AIM

The recently introduced Long-Axial-Field-of-View (LAFOV) PET-CT scanners allow for the first-time whole-body dynamic- and parametric imaging. Primary aim of this study was the comparison of direct and indirect Patlak imaging as well as the comparison of different time frames for Patlak calculation with the LAFOV PET-CT in oncological patients. Secondary aims of the study were lesion detectability and comparison of Patlak analysis with a two-tissue-compartment model (2TCM).

METHODOLOGY

50 oncological patients with 346 tumor lesions were enrolled in the study. All patients underwent [F]FDG PET/CT (skull to upper thigh). Here, the Image-Derived-Input-Function) (IDIF) from the descending aorta was used as the exclusive input function. Four sets of images have been reviewed visually and evaluated quantitatively using the target-to-background (TBR) and contrast-to-noise ratio (CNR): short-time (30 min)-direct (STD) Patlak K, short-time (30 min)-indirect (STI) Patlak K, long-time (59.25 min)-indirect (LTI) Patlak K, and 50-60 min SUV (sumSUV). VOI-based 2TCM was used for the evaluation of tumor lesions and normal tissues and compared with the results of Patlak model.

RESULTS

No significant differences were observed between the four approaches regarding the number of tumor lesions. However, we found three discordant results: a true positive liver lesion in all Patlak K images, a false positive liver lesion delineated only in LTI K which was a hemangioma according to MRI and a true negative example in a patient with an atelectasis next to a lung tumor. STD, STI and LTI K images had superior TBR in comparison with sumSUV images (2.9-, 3.3- and 4.3-fold higher respectively).

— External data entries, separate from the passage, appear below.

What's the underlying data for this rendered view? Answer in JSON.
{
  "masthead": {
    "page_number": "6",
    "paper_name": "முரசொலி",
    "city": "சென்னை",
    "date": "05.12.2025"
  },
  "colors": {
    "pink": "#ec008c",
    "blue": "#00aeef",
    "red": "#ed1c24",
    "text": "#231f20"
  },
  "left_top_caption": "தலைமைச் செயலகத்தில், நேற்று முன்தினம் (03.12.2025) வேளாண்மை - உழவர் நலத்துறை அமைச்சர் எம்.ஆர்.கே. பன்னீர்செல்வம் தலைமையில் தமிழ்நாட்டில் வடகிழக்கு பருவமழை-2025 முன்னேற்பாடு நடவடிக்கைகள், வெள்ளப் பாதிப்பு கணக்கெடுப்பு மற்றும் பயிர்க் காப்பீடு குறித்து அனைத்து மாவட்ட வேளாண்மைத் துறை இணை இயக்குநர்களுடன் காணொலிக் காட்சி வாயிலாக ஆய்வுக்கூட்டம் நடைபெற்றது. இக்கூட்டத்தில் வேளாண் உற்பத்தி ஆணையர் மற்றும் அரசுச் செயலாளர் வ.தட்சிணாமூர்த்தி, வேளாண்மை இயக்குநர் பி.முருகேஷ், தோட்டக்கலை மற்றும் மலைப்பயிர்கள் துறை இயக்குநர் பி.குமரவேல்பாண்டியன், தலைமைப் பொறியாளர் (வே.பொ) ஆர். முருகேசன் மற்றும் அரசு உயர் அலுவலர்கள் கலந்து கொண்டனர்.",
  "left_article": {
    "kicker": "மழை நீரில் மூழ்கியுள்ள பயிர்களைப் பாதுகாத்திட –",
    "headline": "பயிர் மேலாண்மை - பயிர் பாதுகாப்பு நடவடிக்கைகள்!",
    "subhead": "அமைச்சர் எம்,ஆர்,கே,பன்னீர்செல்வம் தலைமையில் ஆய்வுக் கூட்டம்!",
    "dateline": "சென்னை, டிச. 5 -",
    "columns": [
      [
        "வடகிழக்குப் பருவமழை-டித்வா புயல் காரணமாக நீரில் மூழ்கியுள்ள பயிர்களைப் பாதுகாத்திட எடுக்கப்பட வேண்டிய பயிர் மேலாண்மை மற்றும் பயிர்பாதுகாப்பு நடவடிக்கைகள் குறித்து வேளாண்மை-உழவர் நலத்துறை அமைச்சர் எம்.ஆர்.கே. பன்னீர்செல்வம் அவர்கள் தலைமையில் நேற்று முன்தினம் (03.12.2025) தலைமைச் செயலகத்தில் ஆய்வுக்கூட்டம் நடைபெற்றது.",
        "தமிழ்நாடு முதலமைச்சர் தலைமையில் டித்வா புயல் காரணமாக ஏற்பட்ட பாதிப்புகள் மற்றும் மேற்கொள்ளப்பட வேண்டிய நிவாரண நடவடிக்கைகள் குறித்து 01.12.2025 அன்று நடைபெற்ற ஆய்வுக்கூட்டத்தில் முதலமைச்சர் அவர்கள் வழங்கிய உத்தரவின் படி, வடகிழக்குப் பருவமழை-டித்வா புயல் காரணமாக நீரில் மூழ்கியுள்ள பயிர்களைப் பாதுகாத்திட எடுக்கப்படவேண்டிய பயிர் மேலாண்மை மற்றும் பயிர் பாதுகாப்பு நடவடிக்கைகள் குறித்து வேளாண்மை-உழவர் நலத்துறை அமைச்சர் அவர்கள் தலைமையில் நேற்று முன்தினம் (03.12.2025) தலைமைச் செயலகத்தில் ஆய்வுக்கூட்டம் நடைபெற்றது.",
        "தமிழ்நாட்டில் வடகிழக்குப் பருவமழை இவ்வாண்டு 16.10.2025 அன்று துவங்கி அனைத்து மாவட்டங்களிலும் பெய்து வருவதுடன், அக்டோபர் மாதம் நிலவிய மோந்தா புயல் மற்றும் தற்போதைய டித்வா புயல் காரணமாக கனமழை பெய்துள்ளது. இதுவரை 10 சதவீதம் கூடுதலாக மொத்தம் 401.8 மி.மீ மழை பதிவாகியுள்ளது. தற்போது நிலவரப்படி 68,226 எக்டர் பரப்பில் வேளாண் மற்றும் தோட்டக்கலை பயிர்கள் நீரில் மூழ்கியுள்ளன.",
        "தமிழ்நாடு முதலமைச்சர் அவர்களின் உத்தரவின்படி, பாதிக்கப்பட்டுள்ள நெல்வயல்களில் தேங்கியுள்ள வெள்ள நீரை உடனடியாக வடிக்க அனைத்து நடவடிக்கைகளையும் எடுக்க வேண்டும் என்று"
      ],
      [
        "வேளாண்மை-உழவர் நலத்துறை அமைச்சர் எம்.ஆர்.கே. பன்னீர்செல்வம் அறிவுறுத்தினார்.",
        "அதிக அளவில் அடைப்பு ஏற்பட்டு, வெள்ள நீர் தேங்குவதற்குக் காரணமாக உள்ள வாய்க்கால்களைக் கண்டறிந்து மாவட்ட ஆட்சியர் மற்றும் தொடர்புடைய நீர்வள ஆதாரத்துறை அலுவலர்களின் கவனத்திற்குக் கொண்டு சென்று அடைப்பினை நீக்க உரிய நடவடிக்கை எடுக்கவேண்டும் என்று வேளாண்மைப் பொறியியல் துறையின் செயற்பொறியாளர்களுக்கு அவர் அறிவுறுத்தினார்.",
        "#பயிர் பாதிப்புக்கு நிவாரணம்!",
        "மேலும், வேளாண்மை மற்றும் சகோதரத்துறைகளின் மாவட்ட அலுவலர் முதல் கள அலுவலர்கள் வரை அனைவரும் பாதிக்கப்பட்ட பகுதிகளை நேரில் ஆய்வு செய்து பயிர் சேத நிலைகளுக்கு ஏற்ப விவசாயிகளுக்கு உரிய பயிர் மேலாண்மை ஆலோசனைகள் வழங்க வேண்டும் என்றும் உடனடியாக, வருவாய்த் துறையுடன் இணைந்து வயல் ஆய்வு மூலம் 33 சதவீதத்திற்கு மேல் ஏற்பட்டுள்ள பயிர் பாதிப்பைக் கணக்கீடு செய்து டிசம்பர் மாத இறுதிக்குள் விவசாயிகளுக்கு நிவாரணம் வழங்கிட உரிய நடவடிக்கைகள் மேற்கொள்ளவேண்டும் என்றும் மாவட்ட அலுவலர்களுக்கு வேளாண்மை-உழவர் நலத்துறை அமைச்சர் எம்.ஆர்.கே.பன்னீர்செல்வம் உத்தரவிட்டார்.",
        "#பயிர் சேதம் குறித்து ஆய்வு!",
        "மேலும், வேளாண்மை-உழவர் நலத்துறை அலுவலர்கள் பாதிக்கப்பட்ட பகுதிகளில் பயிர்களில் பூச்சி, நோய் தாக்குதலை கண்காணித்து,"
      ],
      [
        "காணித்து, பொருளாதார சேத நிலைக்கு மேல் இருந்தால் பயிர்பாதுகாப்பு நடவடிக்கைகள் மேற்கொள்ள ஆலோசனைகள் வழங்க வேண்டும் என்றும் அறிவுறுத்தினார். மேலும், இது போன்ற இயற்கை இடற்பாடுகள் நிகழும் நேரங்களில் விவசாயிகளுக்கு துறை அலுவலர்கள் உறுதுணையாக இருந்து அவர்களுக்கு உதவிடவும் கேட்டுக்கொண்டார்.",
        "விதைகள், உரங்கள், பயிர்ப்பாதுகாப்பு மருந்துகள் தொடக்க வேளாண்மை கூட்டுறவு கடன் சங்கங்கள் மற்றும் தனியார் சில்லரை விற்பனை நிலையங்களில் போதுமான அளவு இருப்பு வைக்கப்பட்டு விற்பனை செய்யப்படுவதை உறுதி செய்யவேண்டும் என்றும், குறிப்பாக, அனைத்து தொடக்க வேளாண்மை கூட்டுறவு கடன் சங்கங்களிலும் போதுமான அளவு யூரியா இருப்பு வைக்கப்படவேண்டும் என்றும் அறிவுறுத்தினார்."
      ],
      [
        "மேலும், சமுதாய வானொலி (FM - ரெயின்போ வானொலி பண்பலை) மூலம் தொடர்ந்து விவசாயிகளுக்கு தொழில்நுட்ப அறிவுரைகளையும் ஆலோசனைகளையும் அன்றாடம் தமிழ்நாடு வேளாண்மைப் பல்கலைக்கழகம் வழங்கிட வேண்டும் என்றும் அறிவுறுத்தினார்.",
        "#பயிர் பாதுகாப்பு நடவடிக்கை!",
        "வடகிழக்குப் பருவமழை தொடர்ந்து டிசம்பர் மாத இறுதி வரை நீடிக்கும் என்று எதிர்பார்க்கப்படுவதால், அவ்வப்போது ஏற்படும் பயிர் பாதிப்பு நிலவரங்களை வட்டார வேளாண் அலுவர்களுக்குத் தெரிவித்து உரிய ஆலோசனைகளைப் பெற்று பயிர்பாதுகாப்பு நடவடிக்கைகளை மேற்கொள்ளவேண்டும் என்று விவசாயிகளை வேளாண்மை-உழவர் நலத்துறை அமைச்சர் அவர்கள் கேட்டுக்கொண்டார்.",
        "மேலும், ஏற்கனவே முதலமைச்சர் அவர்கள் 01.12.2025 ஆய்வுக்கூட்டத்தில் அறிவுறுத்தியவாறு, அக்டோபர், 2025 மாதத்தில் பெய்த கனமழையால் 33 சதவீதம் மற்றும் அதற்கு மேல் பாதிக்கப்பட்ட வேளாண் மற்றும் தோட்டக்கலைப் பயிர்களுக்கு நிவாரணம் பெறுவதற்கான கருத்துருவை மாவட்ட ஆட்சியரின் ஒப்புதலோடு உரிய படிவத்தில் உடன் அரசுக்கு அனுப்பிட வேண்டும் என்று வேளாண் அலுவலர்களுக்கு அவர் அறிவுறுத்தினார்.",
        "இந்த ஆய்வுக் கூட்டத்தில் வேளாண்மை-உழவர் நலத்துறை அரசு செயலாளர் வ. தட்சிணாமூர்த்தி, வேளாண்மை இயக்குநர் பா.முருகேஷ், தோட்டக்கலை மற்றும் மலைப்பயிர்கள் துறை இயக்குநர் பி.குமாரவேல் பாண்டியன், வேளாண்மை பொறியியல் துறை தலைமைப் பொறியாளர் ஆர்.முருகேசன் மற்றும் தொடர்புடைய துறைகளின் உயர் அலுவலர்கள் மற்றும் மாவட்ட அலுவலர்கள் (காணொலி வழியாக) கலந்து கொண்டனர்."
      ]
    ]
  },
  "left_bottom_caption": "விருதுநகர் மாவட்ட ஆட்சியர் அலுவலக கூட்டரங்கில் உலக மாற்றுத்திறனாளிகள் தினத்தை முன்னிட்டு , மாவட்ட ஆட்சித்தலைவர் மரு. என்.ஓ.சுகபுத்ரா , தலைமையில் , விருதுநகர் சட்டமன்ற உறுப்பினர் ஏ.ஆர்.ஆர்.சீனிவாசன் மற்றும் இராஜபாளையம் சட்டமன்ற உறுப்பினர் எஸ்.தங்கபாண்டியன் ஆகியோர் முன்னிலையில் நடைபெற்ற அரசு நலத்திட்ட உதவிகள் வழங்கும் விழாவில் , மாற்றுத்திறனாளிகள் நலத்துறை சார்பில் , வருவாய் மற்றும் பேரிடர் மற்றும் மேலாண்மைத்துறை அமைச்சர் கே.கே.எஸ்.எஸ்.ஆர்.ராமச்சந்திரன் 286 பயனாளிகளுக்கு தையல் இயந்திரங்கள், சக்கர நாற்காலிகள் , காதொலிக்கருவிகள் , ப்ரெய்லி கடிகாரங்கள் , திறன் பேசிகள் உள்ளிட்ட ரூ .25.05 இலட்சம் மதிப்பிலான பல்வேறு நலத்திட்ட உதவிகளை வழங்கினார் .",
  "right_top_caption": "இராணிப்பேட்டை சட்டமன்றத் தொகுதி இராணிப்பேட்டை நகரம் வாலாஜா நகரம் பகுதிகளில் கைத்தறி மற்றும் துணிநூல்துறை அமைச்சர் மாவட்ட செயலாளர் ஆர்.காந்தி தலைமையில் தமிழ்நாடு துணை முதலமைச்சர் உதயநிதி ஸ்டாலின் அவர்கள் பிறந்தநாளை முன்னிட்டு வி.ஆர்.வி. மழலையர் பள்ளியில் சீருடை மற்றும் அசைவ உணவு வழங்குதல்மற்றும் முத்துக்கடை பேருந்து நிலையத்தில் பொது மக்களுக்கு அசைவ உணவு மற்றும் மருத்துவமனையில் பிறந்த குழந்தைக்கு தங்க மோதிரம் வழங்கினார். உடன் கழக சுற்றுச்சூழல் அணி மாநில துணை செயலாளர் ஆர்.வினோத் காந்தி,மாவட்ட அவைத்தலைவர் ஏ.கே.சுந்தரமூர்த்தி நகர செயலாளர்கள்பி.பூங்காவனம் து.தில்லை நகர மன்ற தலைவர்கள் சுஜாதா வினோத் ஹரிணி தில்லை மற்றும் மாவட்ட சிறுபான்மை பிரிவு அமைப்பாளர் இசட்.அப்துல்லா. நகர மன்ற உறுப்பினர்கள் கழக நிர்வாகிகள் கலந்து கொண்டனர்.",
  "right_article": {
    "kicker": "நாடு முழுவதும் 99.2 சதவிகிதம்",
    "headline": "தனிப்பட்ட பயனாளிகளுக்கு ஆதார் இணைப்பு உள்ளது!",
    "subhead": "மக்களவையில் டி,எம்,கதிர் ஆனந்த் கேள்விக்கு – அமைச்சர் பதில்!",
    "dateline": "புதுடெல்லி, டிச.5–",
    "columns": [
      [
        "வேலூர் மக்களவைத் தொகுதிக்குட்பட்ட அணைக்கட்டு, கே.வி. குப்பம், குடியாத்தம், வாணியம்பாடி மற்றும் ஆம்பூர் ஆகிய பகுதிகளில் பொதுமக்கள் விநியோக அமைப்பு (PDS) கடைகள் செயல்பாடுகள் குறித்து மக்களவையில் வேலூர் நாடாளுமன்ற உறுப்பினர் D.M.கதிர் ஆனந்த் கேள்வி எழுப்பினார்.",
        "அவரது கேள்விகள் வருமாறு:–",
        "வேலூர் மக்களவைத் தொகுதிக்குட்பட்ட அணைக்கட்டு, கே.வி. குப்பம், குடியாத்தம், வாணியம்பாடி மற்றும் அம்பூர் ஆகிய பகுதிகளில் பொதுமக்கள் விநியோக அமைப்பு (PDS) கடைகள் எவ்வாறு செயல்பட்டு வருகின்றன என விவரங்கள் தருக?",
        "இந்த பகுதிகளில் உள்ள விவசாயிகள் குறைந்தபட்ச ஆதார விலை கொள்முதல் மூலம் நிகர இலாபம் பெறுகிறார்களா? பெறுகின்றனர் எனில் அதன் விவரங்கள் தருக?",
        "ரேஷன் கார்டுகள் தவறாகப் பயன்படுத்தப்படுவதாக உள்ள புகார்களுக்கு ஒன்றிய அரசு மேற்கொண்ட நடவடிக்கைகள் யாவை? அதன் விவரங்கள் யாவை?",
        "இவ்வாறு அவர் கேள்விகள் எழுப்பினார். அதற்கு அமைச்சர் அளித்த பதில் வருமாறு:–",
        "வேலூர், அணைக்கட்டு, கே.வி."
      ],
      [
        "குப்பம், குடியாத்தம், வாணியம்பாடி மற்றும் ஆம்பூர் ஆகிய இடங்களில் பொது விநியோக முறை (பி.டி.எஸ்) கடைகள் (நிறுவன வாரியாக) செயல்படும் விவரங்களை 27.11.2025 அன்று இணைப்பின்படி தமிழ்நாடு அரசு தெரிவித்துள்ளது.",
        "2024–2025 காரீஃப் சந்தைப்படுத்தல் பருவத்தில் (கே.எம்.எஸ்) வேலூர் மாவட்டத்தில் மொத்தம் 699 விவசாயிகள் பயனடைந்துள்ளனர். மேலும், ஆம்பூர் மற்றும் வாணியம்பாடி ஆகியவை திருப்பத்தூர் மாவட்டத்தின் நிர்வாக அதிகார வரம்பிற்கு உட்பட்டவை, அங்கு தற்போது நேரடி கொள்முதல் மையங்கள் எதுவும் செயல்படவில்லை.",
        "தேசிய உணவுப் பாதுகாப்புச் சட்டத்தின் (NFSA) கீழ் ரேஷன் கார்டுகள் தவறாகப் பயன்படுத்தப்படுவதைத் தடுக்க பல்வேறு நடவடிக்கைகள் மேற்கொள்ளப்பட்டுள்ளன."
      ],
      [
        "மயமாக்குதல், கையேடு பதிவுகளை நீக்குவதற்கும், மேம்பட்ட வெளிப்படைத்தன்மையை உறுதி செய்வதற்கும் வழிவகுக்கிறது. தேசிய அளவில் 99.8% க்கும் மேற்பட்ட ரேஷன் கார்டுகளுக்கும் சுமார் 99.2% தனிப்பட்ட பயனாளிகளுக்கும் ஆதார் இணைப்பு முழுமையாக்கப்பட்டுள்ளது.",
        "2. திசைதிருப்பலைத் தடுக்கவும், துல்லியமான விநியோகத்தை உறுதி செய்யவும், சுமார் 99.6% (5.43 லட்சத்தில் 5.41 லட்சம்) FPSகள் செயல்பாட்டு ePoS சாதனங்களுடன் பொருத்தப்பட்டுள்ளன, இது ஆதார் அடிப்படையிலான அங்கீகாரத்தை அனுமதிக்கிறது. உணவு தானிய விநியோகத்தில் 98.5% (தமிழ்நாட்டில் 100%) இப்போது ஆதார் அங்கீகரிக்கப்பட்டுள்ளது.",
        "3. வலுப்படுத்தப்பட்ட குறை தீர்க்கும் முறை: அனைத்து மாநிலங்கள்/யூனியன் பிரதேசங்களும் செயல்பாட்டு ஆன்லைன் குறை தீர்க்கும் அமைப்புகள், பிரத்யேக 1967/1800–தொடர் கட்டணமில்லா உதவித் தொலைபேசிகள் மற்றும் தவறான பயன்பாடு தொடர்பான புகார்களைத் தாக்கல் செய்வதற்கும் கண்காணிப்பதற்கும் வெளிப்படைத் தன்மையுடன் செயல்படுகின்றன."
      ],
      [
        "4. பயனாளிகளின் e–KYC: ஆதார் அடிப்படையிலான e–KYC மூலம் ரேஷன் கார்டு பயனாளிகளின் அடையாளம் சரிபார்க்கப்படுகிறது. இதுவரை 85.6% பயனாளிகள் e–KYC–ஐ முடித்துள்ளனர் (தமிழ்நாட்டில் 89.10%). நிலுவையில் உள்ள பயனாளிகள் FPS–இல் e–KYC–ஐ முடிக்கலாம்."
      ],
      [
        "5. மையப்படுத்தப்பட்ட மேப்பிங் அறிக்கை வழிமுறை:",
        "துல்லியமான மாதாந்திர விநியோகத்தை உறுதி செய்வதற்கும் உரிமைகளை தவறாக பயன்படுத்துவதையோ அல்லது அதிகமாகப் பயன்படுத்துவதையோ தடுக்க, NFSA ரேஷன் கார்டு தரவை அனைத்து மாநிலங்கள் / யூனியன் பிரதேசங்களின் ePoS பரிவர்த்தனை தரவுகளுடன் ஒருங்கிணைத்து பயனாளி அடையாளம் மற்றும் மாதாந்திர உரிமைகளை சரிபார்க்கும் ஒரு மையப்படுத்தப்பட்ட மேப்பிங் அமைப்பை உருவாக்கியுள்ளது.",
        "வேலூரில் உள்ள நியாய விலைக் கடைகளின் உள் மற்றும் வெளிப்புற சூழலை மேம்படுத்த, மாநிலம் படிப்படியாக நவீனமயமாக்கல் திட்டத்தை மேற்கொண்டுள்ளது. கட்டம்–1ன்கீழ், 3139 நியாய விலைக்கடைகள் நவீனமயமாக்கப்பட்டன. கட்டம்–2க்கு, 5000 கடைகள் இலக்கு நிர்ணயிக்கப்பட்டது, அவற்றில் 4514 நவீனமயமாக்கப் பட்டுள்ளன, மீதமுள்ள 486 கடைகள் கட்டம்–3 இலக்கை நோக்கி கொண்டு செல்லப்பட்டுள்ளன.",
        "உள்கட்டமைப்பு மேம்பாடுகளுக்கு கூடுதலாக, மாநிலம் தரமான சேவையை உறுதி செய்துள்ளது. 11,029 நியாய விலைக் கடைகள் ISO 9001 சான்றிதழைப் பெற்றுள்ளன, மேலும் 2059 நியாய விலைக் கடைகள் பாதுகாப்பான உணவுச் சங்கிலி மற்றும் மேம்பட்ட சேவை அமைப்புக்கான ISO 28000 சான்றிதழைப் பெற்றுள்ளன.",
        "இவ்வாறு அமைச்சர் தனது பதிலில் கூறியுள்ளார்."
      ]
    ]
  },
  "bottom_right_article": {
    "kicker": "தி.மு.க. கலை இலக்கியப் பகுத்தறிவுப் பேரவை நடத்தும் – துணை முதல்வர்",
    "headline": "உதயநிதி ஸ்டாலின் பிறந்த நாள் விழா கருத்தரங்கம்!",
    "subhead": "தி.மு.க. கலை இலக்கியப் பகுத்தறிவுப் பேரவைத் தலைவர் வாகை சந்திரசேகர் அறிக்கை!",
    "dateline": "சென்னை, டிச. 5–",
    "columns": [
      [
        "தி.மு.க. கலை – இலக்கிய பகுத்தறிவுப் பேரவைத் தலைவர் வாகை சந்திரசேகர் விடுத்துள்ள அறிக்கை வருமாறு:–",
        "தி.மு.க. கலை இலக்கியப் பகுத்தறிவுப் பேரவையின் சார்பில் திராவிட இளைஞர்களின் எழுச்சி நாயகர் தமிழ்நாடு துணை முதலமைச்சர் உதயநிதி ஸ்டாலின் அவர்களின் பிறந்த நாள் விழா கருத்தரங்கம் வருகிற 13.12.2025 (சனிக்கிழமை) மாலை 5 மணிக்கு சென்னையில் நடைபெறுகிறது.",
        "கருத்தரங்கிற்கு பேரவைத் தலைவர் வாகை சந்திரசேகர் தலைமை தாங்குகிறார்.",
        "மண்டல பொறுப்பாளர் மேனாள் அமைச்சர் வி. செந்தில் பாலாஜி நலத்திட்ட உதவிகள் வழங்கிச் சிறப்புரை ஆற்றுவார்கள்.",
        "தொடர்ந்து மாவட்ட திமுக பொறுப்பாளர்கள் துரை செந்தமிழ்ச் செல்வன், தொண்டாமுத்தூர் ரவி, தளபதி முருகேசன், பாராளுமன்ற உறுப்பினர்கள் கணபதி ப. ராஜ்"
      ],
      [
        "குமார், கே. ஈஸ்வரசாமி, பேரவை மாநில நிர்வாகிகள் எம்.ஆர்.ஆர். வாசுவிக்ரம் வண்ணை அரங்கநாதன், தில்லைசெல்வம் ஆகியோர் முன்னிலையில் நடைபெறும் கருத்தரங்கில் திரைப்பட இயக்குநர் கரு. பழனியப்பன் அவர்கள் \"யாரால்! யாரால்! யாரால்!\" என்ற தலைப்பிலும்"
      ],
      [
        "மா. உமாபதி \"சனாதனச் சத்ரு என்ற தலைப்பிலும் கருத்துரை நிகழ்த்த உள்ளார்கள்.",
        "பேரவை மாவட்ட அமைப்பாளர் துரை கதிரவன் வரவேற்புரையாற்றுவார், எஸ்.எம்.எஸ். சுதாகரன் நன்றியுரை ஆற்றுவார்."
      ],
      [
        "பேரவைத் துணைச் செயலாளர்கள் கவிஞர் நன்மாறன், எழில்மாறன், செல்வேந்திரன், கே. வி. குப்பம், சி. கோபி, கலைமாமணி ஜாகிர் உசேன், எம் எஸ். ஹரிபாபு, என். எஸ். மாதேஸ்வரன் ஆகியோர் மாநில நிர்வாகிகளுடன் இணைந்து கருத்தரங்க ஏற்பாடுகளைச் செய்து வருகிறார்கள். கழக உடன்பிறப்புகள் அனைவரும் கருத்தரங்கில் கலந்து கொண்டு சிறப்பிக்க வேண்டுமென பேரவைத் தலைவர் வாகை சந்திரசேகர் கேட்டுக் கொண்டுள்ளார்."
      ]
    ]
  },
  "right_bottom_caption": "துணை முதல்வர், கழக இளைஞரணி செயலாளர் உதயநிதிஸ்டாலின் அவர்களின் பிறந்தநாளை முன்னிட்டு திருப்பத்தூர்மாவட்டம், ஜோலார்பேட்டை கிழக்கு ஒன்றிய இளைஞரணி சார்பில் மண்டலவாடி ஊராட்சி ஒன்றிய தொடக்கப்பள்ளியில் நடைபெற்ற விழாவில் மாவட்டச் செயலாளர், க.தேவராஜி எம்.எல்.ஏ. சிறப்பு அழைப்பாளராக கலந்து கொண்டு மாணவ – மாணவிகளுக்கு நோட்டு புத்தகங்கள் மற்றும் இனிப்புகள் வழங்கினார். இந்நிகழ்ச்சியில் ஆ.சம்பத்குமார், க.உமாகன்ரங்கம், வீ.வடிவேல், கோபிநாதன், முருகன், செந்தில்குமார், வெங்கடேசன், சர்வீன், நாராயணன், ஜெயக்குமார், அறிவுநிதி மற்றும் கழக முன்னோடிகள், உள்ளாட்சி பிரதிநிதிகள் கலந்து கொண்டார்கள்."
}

TBR of LTI K were significantly higher than STD K. VOI-based k showed a 21-fold higher TBR than sumSUV. Parameters of different models vary in their differential capability between tumor lesions and normal tissue like Patlak K which was better in normal lung and 2TCM k which was better in normal liver. 2TCM K revealed the highest correlation (r = 0.95) with the LTI Patlak K in tumor lesions group and demonstrated the highest correlation with the STD Patlak K in all tissues group and normal tissues group (r = 0.93 and r = 0.74 respectively).

CONCLUSIONS

Dynamic [F]-FDG with the new LAFOV PET/CT scanner produces Patlak K images with better lesion contrast than SUV images, but does not increase the lesion detection rate. The time window used for Patlak imaging plays a more important role than the direct or indirect method. A combination of different models, like Patlak and 2TCM may be helpful in parametric imaging to obtain the best TBR in the whole body in future.